Conservative (non-surgical) measures may help control shoulder pain. These include the use of anti-inflammatory and/or pain medications, and appropriate therapy.


Arthritis, itself, is not considered a life threatening illness. If the patient elects to not undergo treatment, then it is likely that shoulder pain will continue and both pain and disability may increase over time. If left unattended, the arthritic process may result in progressive damage to the joint, compromising surgery performed later.
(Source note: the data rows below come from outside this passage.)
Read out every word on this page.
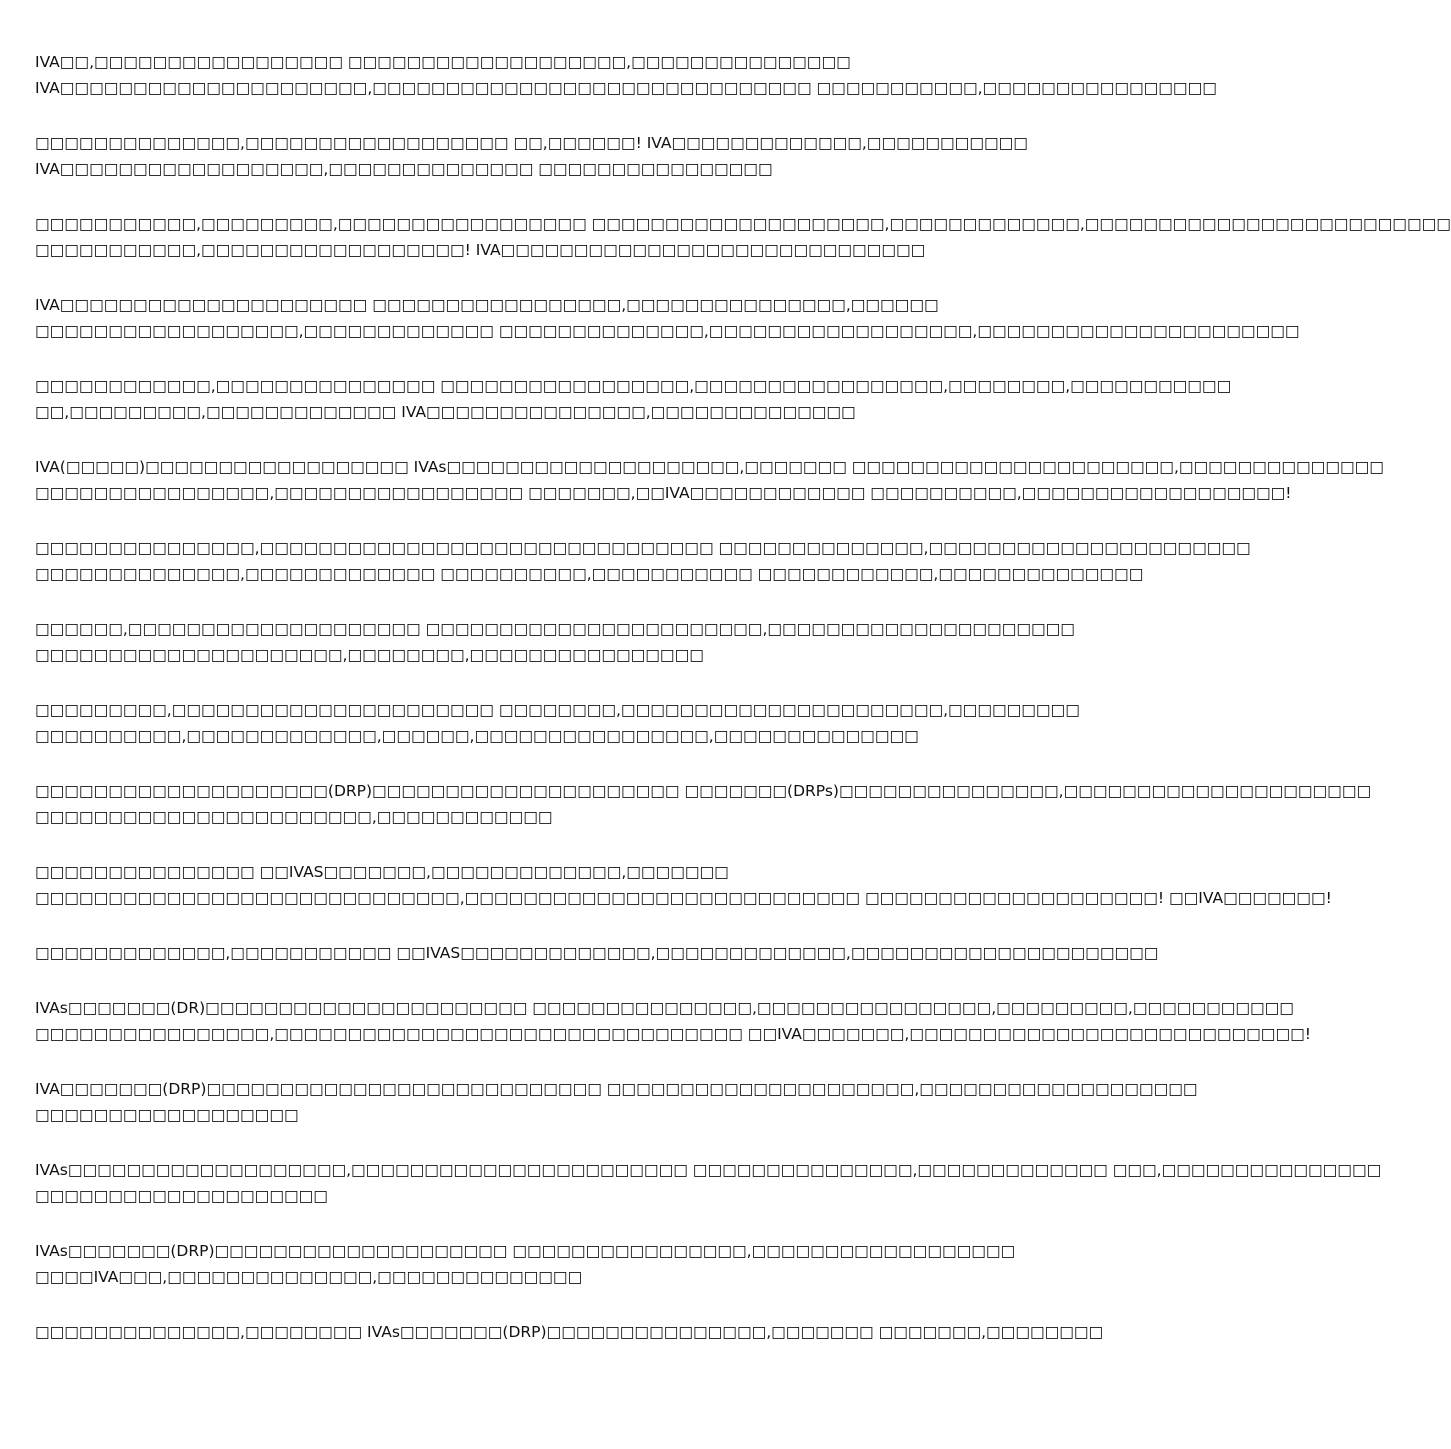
IVA□□,□□□□□□□□□□□□□□□□□ □□□□□□□□□□□□□□□□□□□,□□□□□□□□□□□□□□□
IVA□□□□□□□□□□□□□□□□□□□□□,□□□□□□□□□□□□□□□□□□□□□□□□□□□□□□ □□□□□□□□□□□,□□□□□□□□□□□□□□□□
□□□□□□□□□□□□□□,□□□□□□□□□□□□□□□□□□ □□,□□□□□□! IVA□□□□□□□□□□□□□,□□□□□□□□□□□
IVA□□□□□□□□□□□□□□□□□□,□□□□□□□□□□□□□□ □□□□□□□□□□□□□□□□
□□□□□□□□□□□,□□□□□□□□□,□□□□□□□□□□□□□□□□□ □□□□□□□□□□□□□□□□□□□□,□□□□□□□□□□□□□,□□□□□□□□□□□□□□□□□□□□□□□□□
□□□□□□□□□□□,□□□□□□□□□□□□□□□□□□! IVA□□□□□□□□□□□□□□□□□□□□□□□□□□□□□
IVA□□□□□□□□□□□□□□□□□□□□□ □□□□□□□□□□□□□□□□□,□□□□□□□□□□□□□□□,□□□□□□
□□□□□□□□□□□□□□□□□□,□□□□□□□□□□□□□ □□□□□□□□□□□□□□,□□□□□□□□□□□□□□□□□□,□□□□□□□□□□□□□□□□□□□□□□
□□□□□□□□□□□□,□□□□□□□□□□□□□□□ □□□□□□□□□□□□□□□□□,□□□□□□□□□□□□□□□□□,□□□□□□□□,□□□□□□□□□□□
□□,□□□□□□□□□,□□□□□□□□□□□□□ IVA□□□□□□□□□□□□□□□,□□□□□□□□□□□□□□
IVA(□□□□□)□□□□□□□□□□□□□□□□□□ IVAs□□□□□□□□□□□□□□□□□□□□,□□□□□□□ □□□□□□□□□□□□□□□□□□□□□□,□□□□□□□□□□□□□□
□□□□□□□□□□□□□□□□,□□□□□□□□□□□□□□□□□ □□□□□□□,□□IVA□□□□□□□□□□□□ □□□□□□□□□□,□□□□□□□□□□□□□□□□□□!
□□□□□□□□□□□□□□□,□□□□□□□□□□□□□□□□□□□□□□□□□□□□□□□ □□□□□□□□□□□□□□,□□□□□□□□□□□□□□□□□□□□□□
□□□□□□□□□□□□□□,□□□□□□□□□□□□□ □□□□□□□□□□,□□□□□□□□□□□ □□□□□□□□□□□□,□□□□□□□□□□□□□□
□□□□□□,□□□□□□□□□□□□□□□□□□□□ □□□□□□□□□□□□□□□□□□□□□□□,□□□□□□□□□□□□□□□□□□□□□
□□□□□□□□□□□□□□□□□□□□□,□□□□□□□□,□□□□□□□□□□□□□□□□
□□□□□□□□□,□□□□□□□□□□□□□□□□□□□□□□ □□□□□□□□,□□□□□□□□□□□□□□□□□□□□□□,□□□□□□□□□
□□□□□□□□□□,□□□□□□□□□□□□□,□□□□□□,□□□□□□□□□□□□□□□□,□□□□□□□□□□□□□□
□□□□□□□□□□□□□□□□□□□□(DRP)□□□□□□□□□□□□□□□□□□□□□ □□□□□□□(DRPs)□□□□□□□□□□□□□□□,□□□□□□□□□□□□□□□□□□□□□
□□□□□□□□□□□□□□□□□□□□□□□,□□□□□□□□□□□□
□□□□□□□□□□□□□□□ □□IVAS□□□□□□□,□□□□□□□□□□□□□,□□□□□□□
□□□□□□□□□□□□□□□□□□□□□□□□□□□□□,□□□□□□□□□□□□□□□□□□□□□□□□□□□ □□□□□□□□□□□□□□□□□□□□! □□IVA□□□□□□□!
□□□□□□□□□□□□□,□□□□□□□□□□□ □□IVAS□□□□□□□□□□□□□,□□□□□□□□□□□□□,□□□□□□□□□□□□□□□□□□□□□
IVAs□□□□□□□(DR)□□□□□□□□□□□□□□□□□□□□□□ □□□□□□□□□□□□□□□,□□□□□□□□□□□□□□□□,□□□□□□□□□,□□□□□□□□□□□
□□□□□□□□□□□□□□□□,□□□□□□□□□□□□□□□□□□□□□□□□□□□□□□□□ □□IVA□□□□□□□,□□□□□□□□□□□□□□□□□□□□□□□□□□□!
IVA□□□□□□□(DRP)□□□□□□□□□□□□□□□□□□□□□□□□□□□ □□□□□□□□□□□□□□□□□□□□□,□□□□□□□□□□□□□□□□□□□
□□□□□□□□□□□□□□□□□□
IVAs□□□□□□□□□□□□□□□□□□□,□□□□□□□□□□□□□□□□□□□□□□□ □□□□□□□□□□□□□□□,□□□□□□□□□□□□□ □□□,□□□□□□□□□□□□□□□
□□□□□□□□□□□□□□□□□□□□
IVAs□□□□□□□(DRP)□□□□□□□□□□□□□□□□□□□□ □□□□□□□□□□□□□□□□,□□□□□□□□□□□□□□□□□□
□□□□IVA□□□,□□□□□□□□□□□□□□,□□□□□□□□□□□□□□
□□□□□□□□□□□□□□,□□□□□□□□ IVAs□□□□□□□(DRP)□□□□□□□□□□□□□□□,□□□□□□□ □□□□□□□,□□□□□□□□
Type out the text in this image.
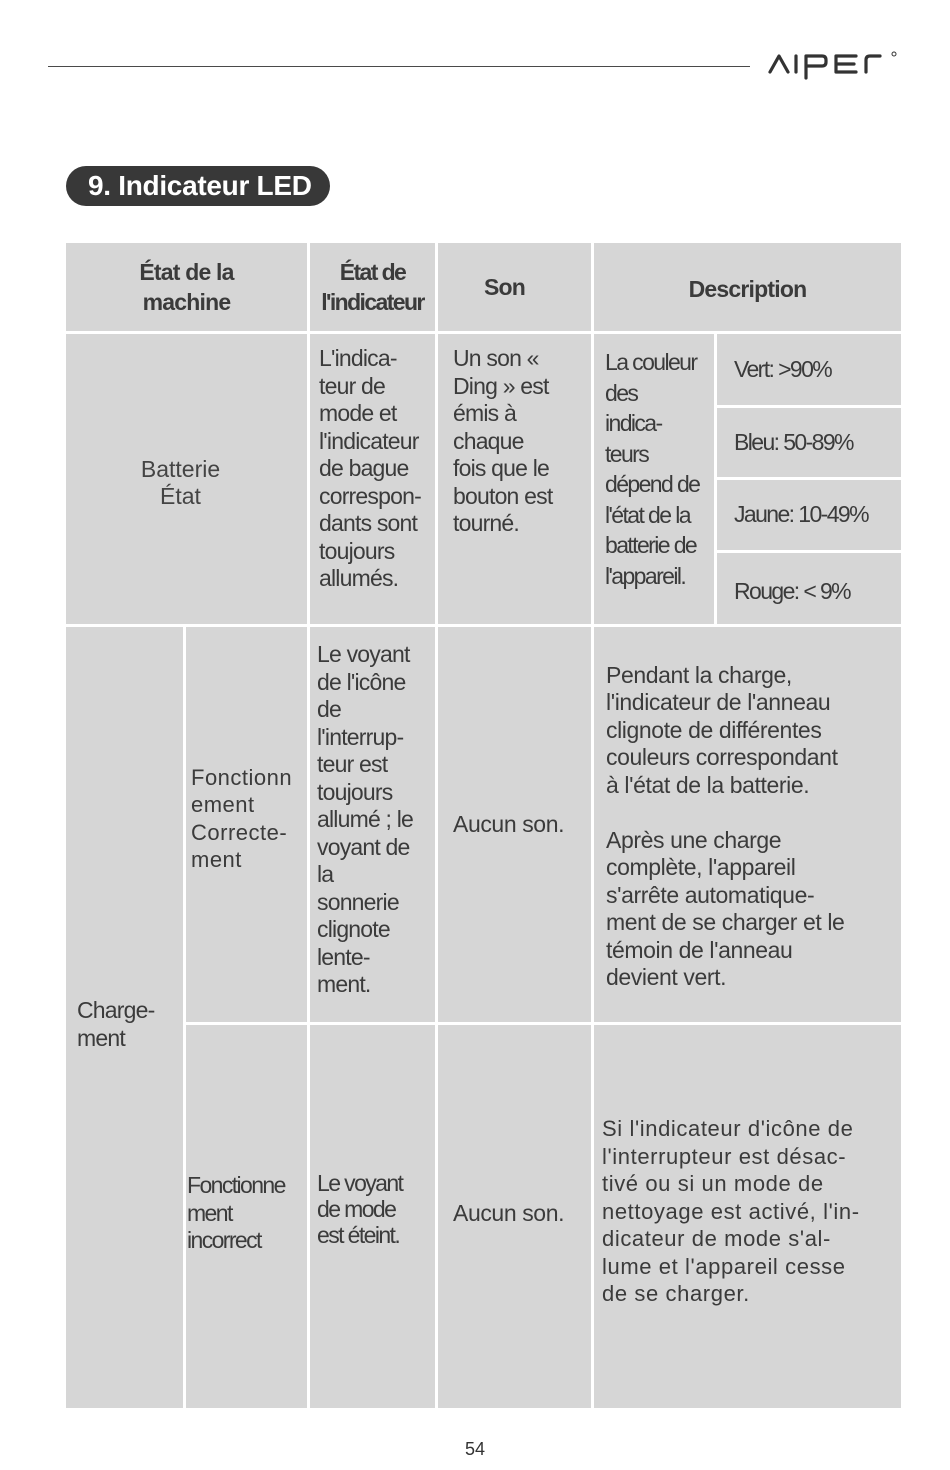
9. Indicateur LED
État de la
machine
État de
l'indicateur
Son	Description
Batterie
État
L'indica-
teur de
mode et
l'indicateur
de bague
correspon-
dants sont
toujours
allumés.
Un son «
Ding » est
émis à
chaque
fois que le
bouton est
tourné.
La couleur
des
indica-
teurs
dépend de
l'état de la
batterie de
l'appareil.
Vert: >90%
Bleu: 50-89%
Jaune: 10-49%
Rouge: < 9%
Charge-
ment
Fonctionn
ement
Correcte-
ment
Le voyant
de l'icône
de
l'interrup-
teur est
toujours
allumé ; le
voyant de
la
sonnerie
clignote
lente-
ment.
Aucun son.
Pendant la charge,
l'indicateur de l'anneau
clignote de différentes
couleurs correspondant
à l'état de la batterie.

Après une charge
complète, l'appareil
s'arrête automatique-
ment de se charger et le
témoin de l'anneau
devient vert.
Fonctionne
ment
incorrect
Le voyant
de mode
est éteint.
Aucun son.
Si l'indicateur d'icône de
l'interrupteur est désac-
tivé ou si un mode de
nettoyage est activé, l'in-
dicateur de mode s'al-
lume et l'appareil cesse
de se charger.
54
Long term complications are possible after total shoulder replacement. Late loosening, wear, infection or progressive bone loss may occur and require re-operation. Close follow-up is necessary to monitor for changes around the joint replacement which could threaten the strength of the bone near the joint replacement. Regular follow-up (every one to two years) becomes more important as the joint replacement becomes older. The risk of problems related to wearing of the artificial joint surfaces increases over time.